Da sie sich im Arbeitermilieu bewegten, dachten sie – genau wie Frank Beyer –, daß ihr Film auch nach dem 11. Plenum eine Chance hätte. Kohlhaase: "Wir hatten durchaus mit einer kontroversen Diskussion gerechnet, aber mit einer orientierenden, in die Realität eingreifenden Diskussion, nicht mit einer Negierung des ganzen Films."

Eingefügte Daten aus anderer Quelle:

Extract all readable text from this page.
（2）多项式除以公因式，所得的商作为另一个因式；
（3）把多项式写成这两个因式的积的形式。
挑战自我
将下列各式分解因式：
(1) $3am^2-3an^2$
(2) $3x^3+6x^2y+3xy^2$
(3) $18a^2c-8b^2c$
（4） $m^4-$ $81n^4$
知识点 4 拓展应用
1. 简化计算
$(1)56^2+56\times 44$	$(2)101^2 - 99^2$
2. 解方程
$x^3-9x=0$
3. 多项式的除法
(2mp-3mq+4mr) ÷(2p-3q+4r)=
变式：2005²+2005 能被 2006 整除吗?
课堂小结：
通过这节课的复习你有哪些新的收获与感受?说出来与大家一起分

Doch "Berlin um die Ecke" wurde komplett abgelehnt. In einer Stellungnahme der Abteilung Filmproduktion der HV Film vom 29. September 1966, unterzeichnet von Dr. Franz Jahrow, heißt es, daß dieser Film mit am eindeutigsten die auf dem 11. Plenum kritisierten Positionen einnimmt. Er unterstelle einen Generationskonflikt, an dem die Älteren schuld seien. Wörtlich heißt es unter anderem: "Dummheit und Arroganz, besonders der Vertreter der älteren Generation, kapitalistische Unmoral, Verindividualisierung des Menschen, fehlende kollektive Beziehungen, Oberflächlichkeit der Gefühle, Anarchismus in der Arbeit, Unfähigkeit Verantwortlicher, Egoismus (der Hausbewohner, des Ehemanns der Freundin Olafs), Gewinnsucht, Unehrlichkeit, Betrug, Doppelzüngelei und ähnliche "menschliche Eigenschaften" beherrschen in diesem Film, der vorgibt, unsere sozialistische Wirklichkeit nachzuzeichnen, das Bild." Darin liege seine "verlogene und antisozialistische" Aussage. Das Bild vom Menschen unserer Zeit werde "herabgewürdigt", die Grundhaltung sei "pessimistisch und subjektivistisch", er enthalte sich jeder Parteinahme. Das Papier endet: "Die großzügigen Möglichkeiten, die die Studioleitung angeboten hatte, den Film konzeptionell zu ändern (im Sinne der auf dem 11. Plenum geübten Kritik) wurden überhaupt nicht wahrgenommen. Hierin zeigt sich, daß sich die Schöpfer des Films bis zuletzt uneinsichtig gegenüber der Kritik gezeigt haben, die auch an ihrem Film geübt wurde und die sie spätestens bei der Auseinandersetzung um den Film "Spur der Steine" hätten begreifen müssen.

Der Film wurde im Zustand des Rohschnitts, also ungemischt, ohne Musik, abgebrochen und eingelagert. 1990 wurde er dann beendet, und zwar so, daß – wie Kohlhaase sagte – die Wunden seiner Entstehung deutlich sichtbar bleiben sollten.